May your Divine authority calm the storm
inside us before we are overtaken by the
illusion that our own power might save us.
Let us look upon Jesus, as we choose trust over distress,
as we yield our compulsions to control our lives, to control
others, and, absurdly, we confess, even to control you.
May your Divine authority free us from our
bitter thoughts, our destructive ways, and open
us to see anew your true expression of power.
In the name of God, the Almighty,
Jesus, our Benevolent Authority,
and the Holy Spirit, our Guide to divine restoration.
We invite you to hear from the Gospel of Luke 15: 11b-24.
11 “There was a man who had two sons. 12 The younger of them
said to his father, ‘Father, give me the share of the property that
will belong to me.’ So he divided his property between them.
13 A few days later the younger son gathered all he had and
traveled to a distant country, and there he squandered his property
in dissolute living. … 17 But when he came to himself he said, ‘How
many of my father’s hired hands have bread enough and to spare,
but here I am dying of hunger!
18 I will get up and go to my father, and I will say to him, “Father,
I have sinned against heaven and before you; 19 I am no longer
worthy to be called your son.” 20 So he set off and went to his father.
But while he was still far off, his father saw him and was filled with
compassion; he ran and put his arms around him and kissed him.
21 Then the son said to him, ‘Father, I have sinned against heaven
and before you; I am no longer worthy to be called your son.’
22 But the father said to his slaves, ‘Quickly, bring out a robe
—the best one—and put it on him; put a ring on his finger and
sandals on his feet. 23 And get the fatted calf and kill it, and
let us eat and celebrate; 24 for this son of mine was dead
and is alive again; he was lost and is found!’
The Word of the Lord.
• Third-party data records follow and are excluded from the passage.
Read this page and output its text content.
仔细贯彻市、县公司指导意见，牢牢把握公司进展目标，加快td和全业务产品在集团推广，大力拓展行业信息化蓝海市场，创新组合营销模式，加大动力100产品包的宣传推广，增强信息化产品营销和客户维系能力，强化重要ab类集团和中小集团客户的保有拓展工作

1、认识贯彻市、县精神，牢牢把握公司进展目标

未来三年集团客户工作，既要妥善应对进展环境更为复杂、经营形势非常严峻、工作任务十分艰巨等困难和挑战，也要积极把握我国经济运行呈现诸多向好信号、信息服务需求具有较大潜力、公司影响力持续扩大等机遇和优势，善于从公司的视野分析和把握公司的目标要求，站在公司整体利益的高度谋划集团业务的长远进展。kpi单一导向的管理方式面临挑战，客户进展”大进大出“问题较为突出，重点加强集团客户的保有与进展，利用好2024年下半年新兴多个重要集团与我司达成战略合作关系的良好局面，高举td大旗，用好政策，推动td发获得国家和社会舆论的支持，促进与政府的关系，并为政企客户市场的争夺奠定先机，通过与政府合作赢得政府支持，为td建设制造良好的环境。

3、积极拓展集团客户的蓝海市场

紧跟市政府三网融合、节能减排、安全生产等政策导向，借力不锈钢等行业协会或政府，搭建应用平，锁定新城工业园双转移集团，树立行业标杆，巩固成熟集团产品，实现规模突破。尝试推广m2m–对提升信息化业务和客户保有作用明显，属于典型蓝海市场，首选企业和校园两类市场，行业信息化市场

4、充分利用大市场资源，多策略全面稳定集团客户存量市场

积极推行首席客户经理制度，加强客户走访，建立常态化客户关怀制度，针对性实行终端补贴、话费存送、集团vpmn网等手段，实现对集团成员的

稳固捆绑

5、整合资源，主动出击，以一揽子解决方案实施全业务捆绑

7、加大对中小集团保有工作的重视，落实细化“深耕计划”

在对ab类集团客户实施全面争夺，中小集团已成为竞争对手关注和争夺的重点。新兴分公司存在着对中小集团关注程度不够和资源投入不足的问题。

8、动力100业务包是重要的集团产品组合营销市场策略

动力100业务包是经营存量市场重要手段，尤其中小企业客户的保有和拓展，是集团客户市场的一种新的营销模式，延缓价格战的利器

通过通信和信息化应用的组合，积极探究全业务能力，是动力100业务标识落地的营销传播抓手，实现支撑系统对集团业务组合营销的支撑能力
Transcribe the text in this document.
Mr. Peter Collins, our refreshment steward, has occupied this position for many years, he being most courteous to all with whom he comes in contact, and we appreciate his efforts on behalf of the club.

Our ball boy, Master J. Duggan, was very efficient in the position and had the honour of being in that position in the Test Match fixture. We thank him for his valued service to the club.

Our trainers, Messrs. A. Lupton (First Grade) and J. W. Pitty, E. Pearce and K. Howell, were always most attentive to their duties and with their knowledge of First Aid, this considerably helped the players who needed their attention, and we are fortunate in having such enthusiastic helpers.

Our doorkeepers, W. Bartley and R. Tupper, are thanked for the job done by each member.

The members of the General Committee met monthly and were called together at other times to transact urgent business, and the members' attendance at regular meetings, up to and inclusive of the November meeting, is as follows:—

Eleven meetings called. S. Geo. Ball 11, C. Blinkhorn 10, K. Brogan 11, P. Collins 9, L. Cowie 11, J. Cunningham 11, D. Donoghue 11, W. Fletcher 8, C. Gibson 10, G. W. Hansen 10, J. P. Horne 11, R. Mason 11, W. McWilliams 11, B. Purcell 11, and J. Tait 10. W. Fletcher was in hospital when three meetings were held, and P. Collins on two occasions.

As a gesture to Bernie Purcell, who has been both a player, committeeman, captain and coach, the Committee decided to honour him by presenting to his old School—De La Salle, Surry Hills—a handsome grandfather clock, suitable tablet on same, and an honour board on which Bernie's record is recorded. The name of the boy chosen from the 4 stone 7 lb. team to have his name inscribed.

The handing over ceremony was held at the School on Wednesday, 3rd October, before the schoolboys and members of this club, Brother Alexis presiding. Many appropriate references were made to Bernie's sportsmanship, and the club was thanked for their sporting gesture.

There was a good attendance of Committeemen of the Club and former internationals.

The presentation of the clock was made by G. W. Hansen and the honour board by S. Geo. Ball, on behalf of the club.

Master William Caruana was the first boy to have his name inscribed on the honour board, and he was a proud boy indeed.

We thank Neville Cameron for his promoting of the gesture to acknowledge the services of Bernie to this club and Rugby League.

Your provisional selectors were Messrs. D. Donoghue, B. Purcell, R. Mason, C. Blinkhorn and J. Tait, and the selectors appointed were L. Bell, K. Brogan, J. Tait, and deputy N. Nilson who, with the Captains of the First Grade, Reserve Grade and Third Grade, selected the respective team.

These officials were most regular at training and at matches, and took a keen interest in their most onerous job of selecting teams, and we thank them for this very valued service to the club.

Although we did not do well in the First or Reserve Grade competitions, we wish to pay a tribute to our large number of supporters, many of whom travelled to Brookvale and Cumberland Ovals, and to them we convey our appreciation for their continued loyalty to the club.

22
Thanks be to God!
The grass withers and the flower fades,
but the Word of the Lord endures forever. Amen.
Homily and Reflection
Where are we being lured in our lives by Henri Nouwen’s “three human lies” (I am what I have, I am what I do, I am what other people say or think of me)?
Do we really believe that God’s love is unconditional and limitlessly patient? Even lavishly so?
when we have nothing to show,
when our nets turn up empty,
when fatigue overwhelms us,
God carries us.
When our work rewards us,
when our boat sinks with riches,
when our partners rejoice alongside us,
God sings with us.
When we feel shame, amazement, and fear,
when we hear Christ calling us to a new identity,
when we excitedly or reluctantly follow,
God holds us.
May we go forth from here
with the confidence of Christ on our side,
empowered to accompany those on the margins,
and embrace discomfort and consent to mystery.
We live out our calling
in the community of the Divine Trinity,
God of love, connection, and grace.
Go in peace, and live the church.
May you find belonging and community this week.